III.1.  Configuración procesal del recurso de apelación incidental y la remisión de antecedentes ante el Tribunal de alzada para su resolución

La norma procesal penal, prevé el régimen de medidas cautelares, en función a la naturaleza, carácter y finalidad de las mismas dentro del proceso, estableciendo al efecto los medios de trámite de las mismas y su vía recursiva, así, el art. 251 del CPP, modificado por el art. 11 de la Ley 1173 establece:

“Artículo 251. (APELACIÓN). La resolución que disponga, modifique o rechace las medidas cautelares, será apelable, en el efecto no suspensivo, en el término de setenta y dos (72) horas.

Interpuesto el recurso, las actuaciones pertinentes serán remitidas ante el Tribunal Departamental de Justicia, en el término de veinticuatro (24) horas, bajo responsabilidad.

El Vocal de turno de la Sala Penal a la cual se sortee la causa, resolverá, bajo responsabilidad y sin más trámite, en audiencia, dentro de los tres (3) días siguientes de recibidas las actuaciones, sin recurso ulterior”.

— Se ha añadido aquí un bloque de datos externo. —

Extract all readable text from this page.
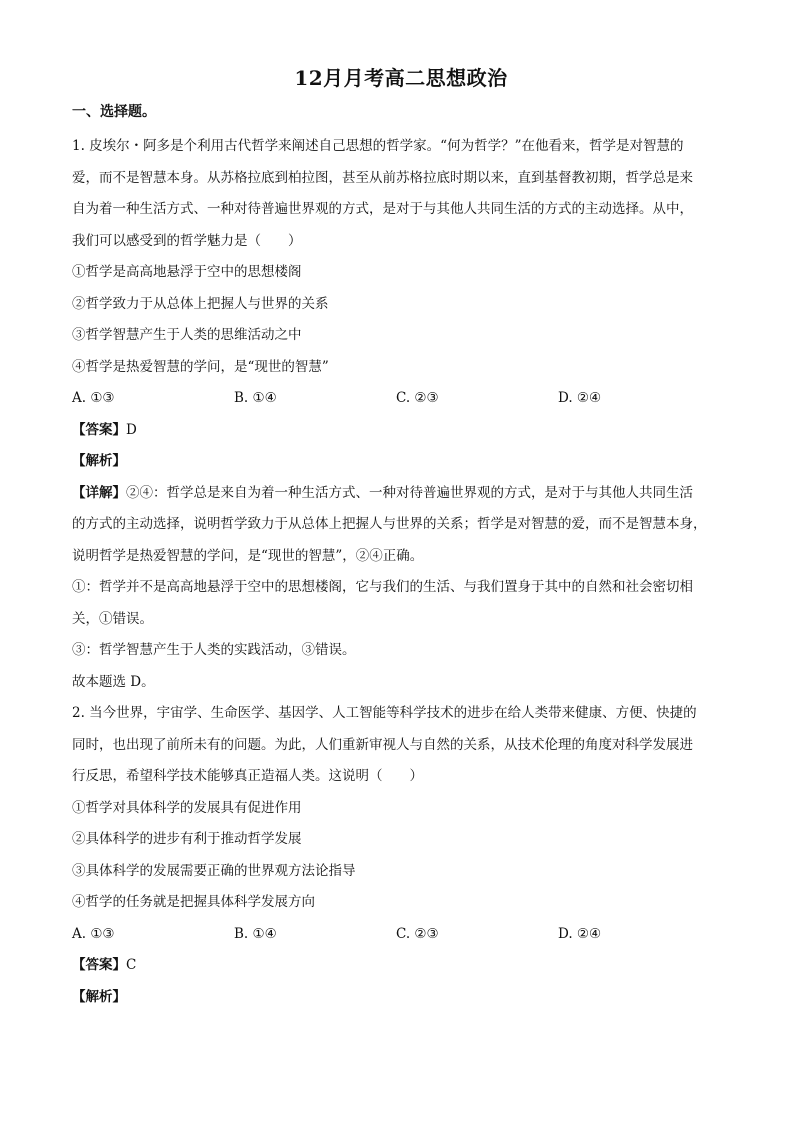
12月月考高二思想政治
一、选择题。
1. 皮埃尔・阿多是个利用古代哲学来阐述自己思想的哲学家。“何为哲学？”在他看来，哲学是对智慧的
爱，而不是智慧本身。从苏格拉底到柏拉图，甚至从前苏格拉底时期以来，直到基督教初期，哲学总是来
自为着一种生活方式、一种对待普遍世界观的方式，是对于与其他人共同生活的方式的主动选择。从中，
我们可以感受到的哲学魅力是（　　）
①哲学是高高地悬浮于空中的思想楼阁
②哲学致力于从总体上把握人与世界的关系
③哲学智慧产生于人类的思维活动之中
④哲学是热爱智慧的学问，是“现世的智慧”
A. ①③	B. ①④	C. ②③	D. ②④
【答案】D
【解析】
【详解】②④：哲学总是来自为着一种生活方式、一种对待普遍世界观的方式，是对于与其他人共同生活
的方式的主动选择，说明哲学致力于从总体上把握人与世界的关系；哲学是对智慧的爱，而不是智慧本身，
说明哲学是热爱智慧的学问，是“现世的智慧”，②④正确。
①：哲学并不是高高地悬浮于空中的思想楼阁，它与我们的生活、与我们置身于其中的自然和社会密切相
关，①错误。
③：哲学智慧产生于人类的实践活动，③错误。
故本题选 D。
2. 当今世界，宇宙学、生命医学、基因学、人工智能等科学技术的进步在给人类带来健康、方便、快捷的
同时，也出现了前所未有的问题。为此，人们重新审视人与自然的关系，从技术伦理的角度对科学发展进
行反思，希望科学技术能够真正造福人类。这说明（　　）
①哲学对具体科学的发展具有促进作用
②具体科学的进步有利于推动哲学发展
③具体科学的发展需要正确的世界观方法论指导
④哲学的任务就是把握具体科学发展方向
A. ①③	B. ①④	C. ②③	D. ②④
【答案】C
【解析】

A partir de dicha configuración procesal recursiva, que tiene su génesis desde la original norma procesal penal, habiendo solo sufrido pequeñas modificaciones respecto a su trámite sumario, la jurisprudencia constitucional desarrolló a su vez entendimientos jurisprudenciales sobre este instituto procesal, así la SCP 0021/2022-S3 de 16 de febrero, sistematizando dicha jurisprudencia sostuvo: «Sobre esta temática, la SCP 0503/2019-S1 de 9 de julio, reiterando los fundamentos de la SCP 0435/2015-S3 de 17 de abril, sostuvo que: “La Constitución Política del Estado en su art 180.II, garantiza el principio de impugnación en los procesos judiciales; por lo que, dentro de un proceso judicial, una de las partes que no esté de acuerdo con una resolución emitida por el administrador de justicia o considere que la misma vulnera sus derechos o en alguna medida atenta contra sus intereses, tiene derecho a que dicha resolución sea revisada por un tribunal superior, en un plazo razonable y de forma oportuna; y éste determine si efectivamente el administrador de justicia obró correctamente.

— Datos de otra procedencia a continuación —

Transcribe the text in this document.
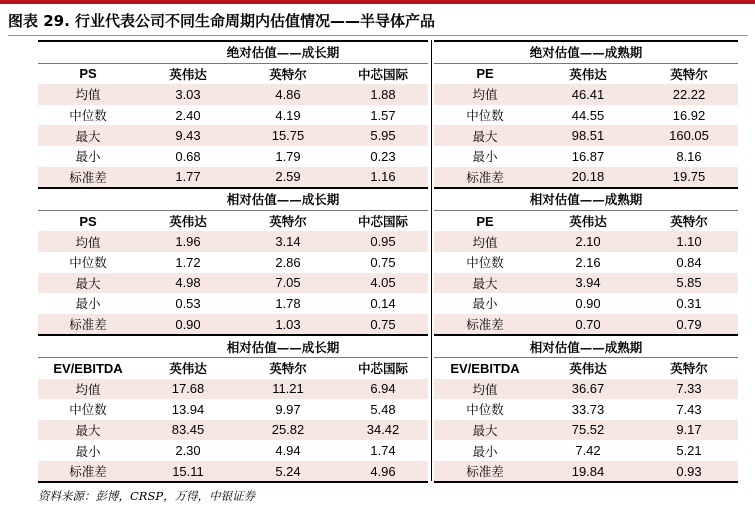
图表 29. 行业代表公司不同生命周期内估值情况——半导体产品
	绝对估值——成长期		
PS	英伟达	英特尔	中芯国际
均值	3.03	4.86	1.88
中位数	2.40	4.19	1.57
最大	9.43	15.75	5.95
最小	0.68	1.79	0.23
标准差	1.77	2.59	1.16
	相对估值——成长期		
PS	英伟达	英特尔	中芯国际
均值	1.96	3.14	0.95
中位数	1.72	2.86	0.75
最大	4.98	7.05	4.05
最小	0.53	1.78	0.14
标准差	0.90	1.03	0.75
	相对估值——成长期		
EV/EBITDA	英伟达	英特尔	中芯国际
均值	17.68	11.21	6.94
中位数	13.94	9.97	5.48
最大	83.45	25.82	34.42
最小	2.30	4.94	1.74
标准差	15.11	5.24	4.96
绝对估值——成熟期		
PE	英伟达	英特尔
均值	46.41	22.22
中位数	44.55	16.92
最大	98.51	160.05
最小	16.87	8.16
标准差	20.18	19.75
相对估值——成熟期		
PE	英伟达	英特尔
均值	2.10	1.10
中位数	2.16	0.84
最大	3.94	5.85
最小	0.90	0.31
标准差	0.70	0.79
相对估值——成熟期		
EV/EBITDA	英伟达	英特尔
均值	36.67	7.33
中位数	33.73	7.43
最大	75.52	9.17
最小	7.42	5.21
标准差	19.84	0.93
资料来源：彭博，CRSP，万得，中银证券
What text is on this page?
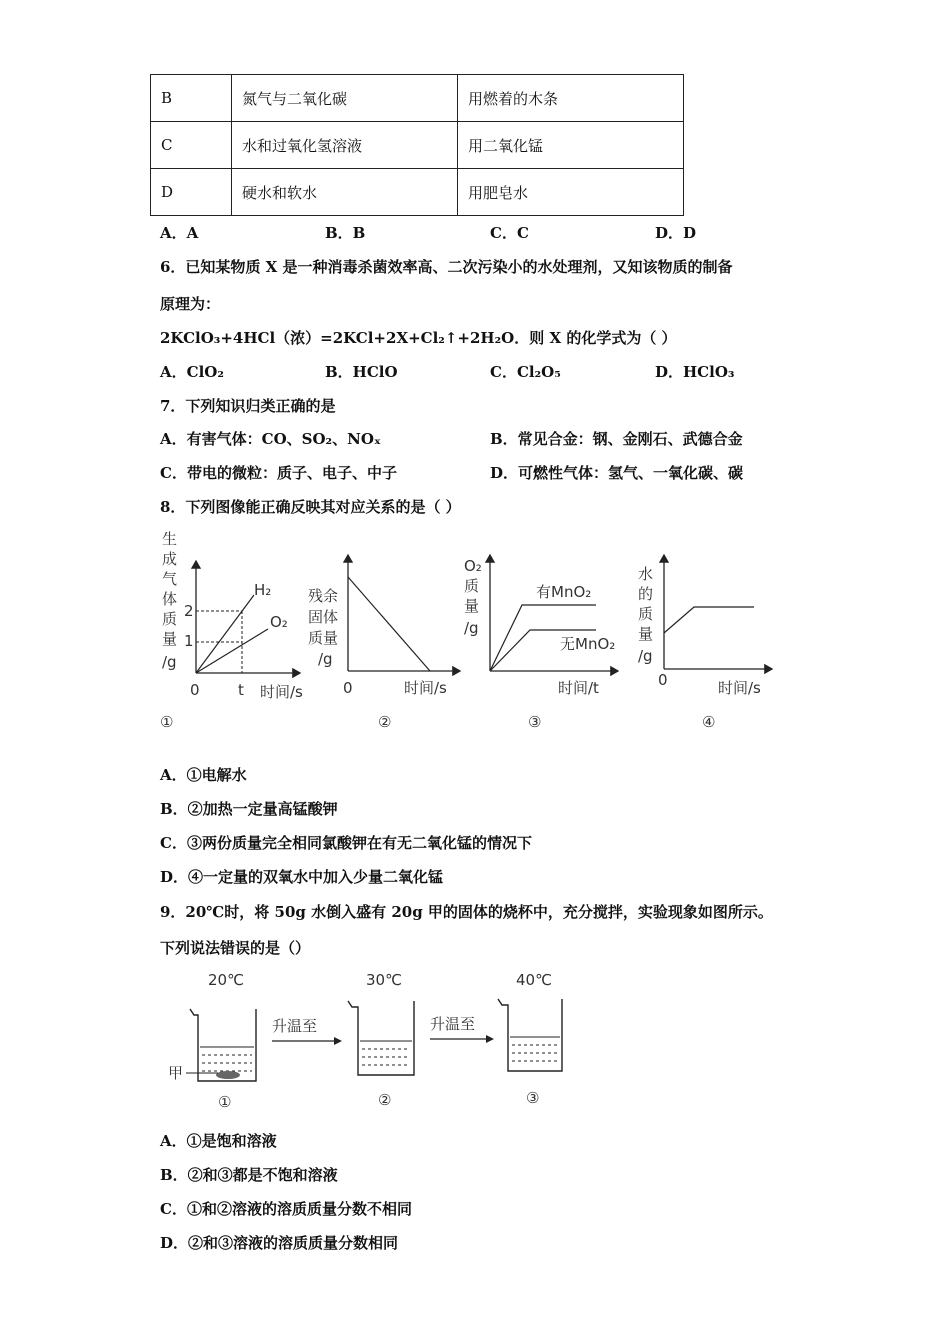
B	氮气与二氧化碳	用燃着的木条
C	水和过氧化氢溶液	用二氧化锰
D	硬水和软水	用肥皂水
A．A	B．B	C．C	D．D
6．已知某物质 X 是一种消毒杀菌效率高、二次污染小的水处理剂，又知该物质的制备
原理为：
2KClO₃+4HCl（浓）=2KCl+2X+Cl₂↑+2H₂O．则 X 的化学式为（ ）
A．ClO₂	B．HClO	C．Cl₂O₅	D．HClO₃
7．下列知识归类正确的是
A．有害气体：CO、SO₂、NOₓ	B．常见合金：钢、金刚石、武德合金
C．带电的微粒：质子、电子、中子	D．可燃性气体：氢气、一氧化碳、碳
8．下列图像能正确反映其对应关系的是（ ）
生
成
气
体
质
量
/g
2
1
0	t
H₂
O₂
时间/s
①
残余
固体
质量
/g
0	时间/s
②
O₂
质
量
/g
有MnO₂
无MnO₂
时间/t
③
水
的
质
量
/g
0	时间/s
④
A．①电解水
B．②加热一定量高锰酸钾
C．③两份质量完全相同氯酸钾在有无二氧化锰的情况下
D．④一定量的双氧水中加入少量二氧化锰
9．20℃时，将 50g 水倒入盛有 20g 甲的固体的烧杯中，充分搅拌，实验现象如图所示。
下列说法错误的是（）
20℃
甲
①
升温至
30℃
②
升温至
40℃
③
A．①是饱和溶液
B．②和③都是不饱和溶液
C．①和②溶液的溶质质量分数不相同
D．②和③溶液的溶质质量分数相同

Para el recurso de apelación incidental de medidas cautelares, de forma específica el art. 251 del CPP, establece que la resolución que disponga, modifique o rechace las medidas cautelares, será apelable, en el efecto no suspensivo, en el término de setenta y dos horas, y una vez interpuesto el recurso, las actuaciones pertinentes serán remitidas ante el Tribunal Departamental de Justicia, en el término de veinticuatro horas, debiendo resolver el Tribunal de alzada en el plazo de setenta y dos horas. En relación al plazo otorgado para la remisión de los antecedentes ante el Tribunal de alzada, una vez interpuesto el recurso de apelación incidental contra la resolución que imponga medidas cautelares.

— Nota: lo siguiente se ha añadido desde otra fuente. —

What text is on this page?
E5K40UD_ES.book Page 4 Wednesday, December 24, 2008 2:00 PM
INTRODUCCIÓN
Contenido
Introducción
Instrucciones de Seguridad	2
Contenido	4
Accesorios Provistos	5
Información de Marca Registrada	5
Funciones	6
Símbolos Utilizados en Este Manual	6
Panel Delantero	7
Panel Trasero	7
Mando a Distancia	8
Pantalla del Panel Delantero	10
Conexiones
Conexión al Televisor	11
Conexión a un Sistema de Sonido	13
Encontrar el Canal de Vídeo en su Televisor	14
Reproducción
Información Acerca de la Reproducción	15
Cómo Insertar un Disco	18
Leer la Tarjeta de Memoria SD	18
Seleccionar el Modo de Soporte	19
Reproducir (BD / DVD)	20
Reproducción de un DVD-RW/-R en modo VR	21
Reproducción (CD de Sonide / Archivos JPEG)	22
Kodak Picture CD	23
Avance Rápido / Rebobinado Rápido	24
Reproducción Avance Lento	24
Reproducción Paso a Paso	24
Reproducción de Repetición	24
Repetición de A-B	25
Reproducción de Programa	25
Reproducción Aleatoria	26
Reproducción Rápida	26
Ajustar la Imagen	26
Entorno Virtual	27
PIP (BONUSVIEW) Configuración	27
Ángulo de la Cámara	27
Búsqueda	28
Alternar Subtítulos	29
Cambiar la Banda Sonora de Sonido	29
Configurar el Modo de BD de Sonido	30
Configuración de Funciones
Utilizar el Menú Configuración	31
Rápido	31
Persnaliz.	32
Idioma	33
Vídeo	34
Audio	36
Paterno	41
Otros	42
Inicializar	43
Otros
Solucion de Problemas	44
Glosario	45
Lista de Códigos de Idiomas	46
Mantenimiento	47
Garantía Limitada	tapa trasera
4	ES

La SC 0160/2005-R de 23 de febrero, estableció que: ‘El Código de Procedimiento Penal, dentro del sistema de recursos que dispensa a las partes, prevé el de apelación contra las resoluciones que, que se muestra como un recurso sumario, pronto y efectivo, dado que conforme lo establece el art. 251 del CPP, una vez interpuesto este recurso, las actuaciones pertinentes deben ser remitidas ante la Corte Superior de Justicia en el término de veinticuatro horas, debiendo el tribunal de apelación resolver el recurso, sin más trámite y en audiencia dentro de los tres días siguientes de recibidas las actuaciones.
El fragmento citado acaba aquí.